Author:Theodore Konkouris (Queen's University Belfast)
Paper short abstract:
Based on eighteen months apprenticeship under a master hunters’ musician in Mali, this paper considers the implications when ethnographers take a radically participating stance towards the realities they study and use their body as a research tool to access the lifeworlds of others.
Paper long abstract:
In Mali, West Africa, hunters form secret societies which hold regular ceremonies that can be either public events, or private and sacred. . Musical performance is central to all hunters' events. Performances are often recorded and released as cassettes, or otherwise transmitted through specialised hunters' radio shows. In song, a hunters' master musician, accompanied by his apprentices, calls hunters to dance. He challenges powerful hunters to step out of the audience and demands from them his share of the hunt. While doing so, he moves around the performance site, dancing and singing the praises of hunter-heroes.

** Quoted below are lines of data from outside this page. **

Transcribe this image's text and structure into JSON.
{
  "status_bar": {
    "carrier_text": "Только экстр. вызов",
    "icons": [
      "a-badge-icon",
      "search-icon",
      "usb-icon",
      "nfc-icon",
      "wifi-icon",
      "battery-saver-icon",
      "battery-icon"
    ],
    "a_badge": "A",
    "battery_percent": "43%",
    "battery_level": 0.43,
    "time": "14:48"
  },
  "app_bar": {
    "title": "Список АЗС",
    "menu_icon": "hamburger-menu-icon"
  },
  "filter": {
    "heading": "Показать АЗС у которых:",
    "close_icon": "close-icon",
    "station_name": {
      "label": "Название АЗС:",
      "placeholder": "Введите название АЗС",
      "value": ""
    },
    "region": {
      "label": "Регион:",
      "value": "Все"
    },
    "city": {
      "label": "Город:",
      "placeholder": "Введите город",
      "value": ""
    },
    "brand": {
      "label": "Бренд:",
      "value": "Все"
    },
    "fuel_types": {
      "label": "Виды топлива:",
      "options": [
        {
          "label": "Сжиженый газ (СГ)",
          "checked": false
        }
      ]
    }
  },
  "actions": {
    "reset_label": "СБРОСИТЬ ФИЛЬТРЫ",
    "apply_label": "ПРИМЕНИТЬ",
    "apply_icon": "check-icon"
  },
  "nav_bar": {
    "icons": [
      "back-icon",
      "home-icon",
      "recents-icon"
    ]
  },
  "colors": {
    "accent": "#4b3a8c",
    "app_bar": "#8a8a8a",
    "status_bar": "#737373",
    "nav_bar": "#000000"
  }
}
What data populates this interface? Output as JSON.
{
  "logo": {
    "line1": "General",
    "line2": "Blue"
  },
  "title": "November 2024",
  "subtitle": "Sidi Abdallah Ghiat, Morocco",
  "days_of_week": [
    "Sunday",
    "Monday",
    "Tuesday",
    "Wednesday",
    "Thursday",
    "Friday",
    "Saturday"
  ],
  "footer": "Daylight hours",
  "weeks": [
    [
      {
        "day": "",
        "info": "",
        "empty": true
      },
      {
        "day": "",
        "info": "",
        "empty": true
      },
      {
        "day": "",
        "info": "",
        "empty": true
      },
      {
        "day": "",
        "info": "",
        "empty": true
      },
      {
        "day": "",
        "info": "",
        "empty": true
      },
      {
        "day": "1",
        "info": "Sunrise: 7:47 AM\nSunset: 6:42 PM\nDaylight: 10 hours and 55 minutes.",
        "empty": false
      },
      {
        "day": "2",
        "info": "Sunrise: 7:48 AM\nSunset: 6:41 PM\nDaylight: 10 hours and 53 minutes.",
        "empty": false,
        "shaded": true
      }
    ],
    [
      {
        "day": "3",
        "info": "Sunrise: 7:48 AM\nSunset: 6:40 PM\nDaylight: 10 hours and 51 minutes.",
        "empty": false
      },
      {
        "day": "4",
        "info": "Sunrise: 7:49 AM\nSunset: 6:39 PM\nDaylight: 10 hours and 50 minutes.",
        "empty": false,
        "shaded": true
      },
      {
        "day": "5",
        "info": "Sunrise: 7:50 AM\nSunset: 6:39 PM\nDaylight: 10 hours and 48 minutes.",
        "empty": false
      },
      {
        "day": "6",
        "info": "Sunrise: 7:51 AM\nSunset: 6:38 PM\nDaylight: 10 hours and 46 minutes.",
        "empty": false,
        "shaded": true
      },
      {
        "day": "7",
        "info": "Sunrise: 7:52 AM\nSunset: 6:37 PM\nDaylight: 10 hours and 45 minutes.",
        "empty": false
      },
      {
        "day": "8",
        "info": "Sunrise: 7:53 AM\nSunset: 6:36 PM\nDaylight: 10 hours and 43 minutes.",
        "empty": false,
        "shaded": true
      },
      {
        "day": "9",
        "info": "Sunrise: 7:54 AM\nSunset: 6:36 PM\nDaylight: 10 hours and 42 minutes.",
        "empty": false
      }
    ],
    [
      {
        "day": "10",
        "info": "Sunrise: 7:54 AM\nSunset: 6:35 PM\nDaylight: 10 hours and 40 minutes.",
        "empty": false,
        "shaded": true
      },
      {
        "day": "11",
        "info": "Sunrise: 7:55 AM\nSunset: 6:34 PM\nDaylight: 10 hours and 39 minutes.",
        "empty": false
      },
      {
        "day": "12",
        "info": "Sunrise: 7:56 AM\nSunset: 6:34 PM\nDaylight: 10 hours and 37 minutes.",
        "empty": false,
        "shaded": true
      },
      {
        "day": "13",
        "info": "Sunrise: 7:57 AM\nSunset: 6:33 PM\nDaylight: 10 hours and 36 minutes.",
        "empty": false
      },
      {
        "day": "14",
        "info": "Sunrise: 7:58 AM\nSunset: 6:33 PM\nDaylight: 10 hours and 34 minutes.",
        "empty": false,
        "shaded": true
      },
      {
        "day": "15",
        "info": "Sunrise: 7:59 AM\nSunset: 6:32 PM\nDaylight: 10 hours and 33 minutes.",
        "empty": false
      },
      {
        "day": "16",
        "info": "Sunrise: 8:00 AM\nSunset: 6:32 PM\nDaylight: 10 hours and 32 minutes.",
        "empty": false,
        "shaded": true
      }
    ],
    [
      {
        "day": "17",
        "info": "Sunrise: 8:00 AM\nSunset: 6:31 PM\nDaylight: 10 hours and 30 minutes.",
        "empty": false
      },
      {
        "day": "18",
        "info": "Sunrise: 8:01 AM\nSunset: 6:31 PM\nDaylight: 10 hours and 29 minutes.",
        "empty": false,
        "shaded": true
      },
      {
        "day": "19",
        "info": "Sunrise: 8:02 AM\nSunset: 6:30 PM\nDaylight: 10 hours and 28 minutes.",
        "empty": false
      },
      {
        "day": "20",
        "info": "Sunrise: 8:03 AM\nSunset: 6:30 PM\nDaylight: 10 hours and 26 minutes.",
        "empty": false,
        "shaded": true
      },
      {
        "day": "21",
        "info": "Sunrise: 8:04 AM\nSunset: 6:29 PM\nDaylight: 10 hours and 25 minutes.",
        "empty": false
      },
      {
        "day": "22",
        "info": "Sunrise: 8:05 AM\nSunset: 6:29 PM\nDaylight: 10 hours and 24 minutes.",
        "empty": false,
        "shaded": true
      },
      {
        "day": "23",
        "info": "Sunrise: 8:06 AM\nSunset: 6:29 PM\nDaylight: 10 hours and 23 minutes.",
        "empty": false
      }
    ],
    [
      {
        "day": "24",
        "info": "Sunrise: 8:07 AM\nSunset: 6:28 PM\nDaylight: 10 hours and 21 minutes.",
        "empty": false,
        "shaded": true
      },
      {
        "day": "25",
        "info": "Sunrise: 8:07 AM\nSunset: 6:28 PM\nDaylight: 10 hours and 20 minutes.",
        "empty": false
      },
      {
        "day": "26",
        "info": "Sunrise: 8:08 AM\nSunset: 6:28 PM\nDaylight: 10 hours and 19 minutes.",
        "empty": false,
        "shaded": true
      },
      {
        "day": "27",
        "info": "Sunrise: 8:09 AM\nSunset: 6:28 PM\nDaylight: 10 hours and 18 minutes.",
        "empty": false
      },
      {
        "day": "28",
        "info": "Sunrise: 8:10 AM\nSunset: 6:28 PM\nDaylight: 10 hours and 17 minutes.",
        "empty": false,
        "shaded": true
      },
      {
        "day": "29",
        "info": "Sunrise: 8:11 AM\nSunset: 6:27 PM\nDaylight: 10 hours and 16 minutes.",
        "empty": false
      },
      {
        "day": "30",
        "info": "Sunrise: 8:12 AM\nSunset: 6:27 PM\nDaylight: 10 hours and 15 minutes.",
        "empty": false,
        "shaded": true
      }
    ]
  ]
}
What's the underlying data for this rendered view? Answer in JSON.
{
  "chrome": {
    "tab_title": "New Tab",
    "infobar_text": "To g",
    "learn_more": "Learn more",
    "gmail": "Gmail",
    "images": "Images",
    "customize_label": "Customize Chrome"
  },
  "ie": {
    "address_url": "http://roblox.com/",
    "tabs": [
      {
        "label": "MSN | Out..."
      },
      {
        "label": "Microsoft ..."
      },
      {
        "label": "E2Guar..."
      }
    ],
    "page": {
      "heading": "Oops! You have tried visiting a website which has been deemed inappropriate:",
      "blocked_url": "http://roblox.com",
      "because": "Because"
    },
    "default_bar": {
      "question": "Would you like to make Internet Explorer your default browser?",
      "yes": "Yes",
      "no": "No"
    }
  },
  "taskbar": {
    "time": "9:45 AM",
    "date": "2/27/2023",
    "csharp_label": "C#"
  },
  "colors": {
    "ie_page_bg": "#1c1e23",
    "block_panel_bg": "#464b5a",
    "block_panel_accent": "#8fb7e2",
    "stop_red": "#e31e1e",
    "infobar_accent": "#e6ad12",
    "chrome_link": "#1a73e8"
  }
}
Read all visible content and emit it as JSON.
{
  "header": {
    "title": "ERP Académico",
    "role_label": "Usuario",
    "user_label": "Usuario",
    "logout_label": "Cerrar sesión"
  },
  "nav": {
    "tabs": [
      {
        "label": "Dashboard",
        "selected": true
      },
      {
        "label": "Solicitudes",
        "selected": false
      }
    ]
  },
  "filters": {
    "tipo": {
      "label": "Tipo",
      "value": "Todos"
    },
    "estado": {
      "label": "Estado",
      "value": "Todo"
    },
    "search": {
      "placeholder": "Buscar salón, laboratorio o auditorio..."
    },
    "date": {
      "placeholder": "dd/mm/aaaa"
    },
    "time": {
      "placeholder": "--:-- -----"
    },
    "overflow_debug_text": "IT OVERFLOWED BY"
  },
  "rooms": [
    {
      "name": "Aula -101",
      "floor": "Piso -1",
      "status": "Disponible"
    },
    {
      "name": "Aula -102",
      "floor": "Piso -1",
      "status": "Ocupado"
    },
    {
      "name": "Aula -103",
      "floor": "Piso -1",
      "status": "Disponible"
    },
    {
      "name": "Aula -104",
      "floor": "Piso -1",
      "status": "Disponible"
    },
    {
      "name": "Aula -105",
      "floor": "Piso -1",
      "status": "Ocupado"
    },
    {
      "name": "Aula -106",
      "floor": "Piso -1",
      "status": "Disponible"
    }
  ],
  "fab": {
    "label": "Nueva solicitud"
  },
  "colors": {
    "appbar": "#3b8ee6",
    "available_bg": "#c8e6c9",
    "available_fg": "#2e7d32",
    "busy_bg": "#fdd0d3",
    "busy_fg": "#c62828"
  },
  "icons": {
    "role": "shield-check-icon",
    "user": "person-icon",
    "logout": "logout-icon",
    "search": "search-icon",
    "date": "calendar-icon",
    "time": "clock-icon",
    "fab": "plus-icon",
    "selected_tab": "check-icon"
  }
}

Based on eighteen months apprenticeship under a master hunters' musician, this paper considers the implications when ethnographers take a radically participating stance towards the realities they study and use their body as a research tool to access the lifeworlds of others. . I draw upon the literature on intersubjectivity (Jackson), apprenticeship (Stoller, Wacquant), perception and body movement (Merleau-Ponty) to comment upon the value of knowledge produced through interaction and participation. I show how intersubjective encounters and close relationships between researcher and research participants can be useful tools for experiential research, underlining the embodied nature of ethnographic experience. Finally, I reflect on ways of representing knowledge beyond written text through images and sounds: more specifically, films and audio recordings of Mande hunters' music.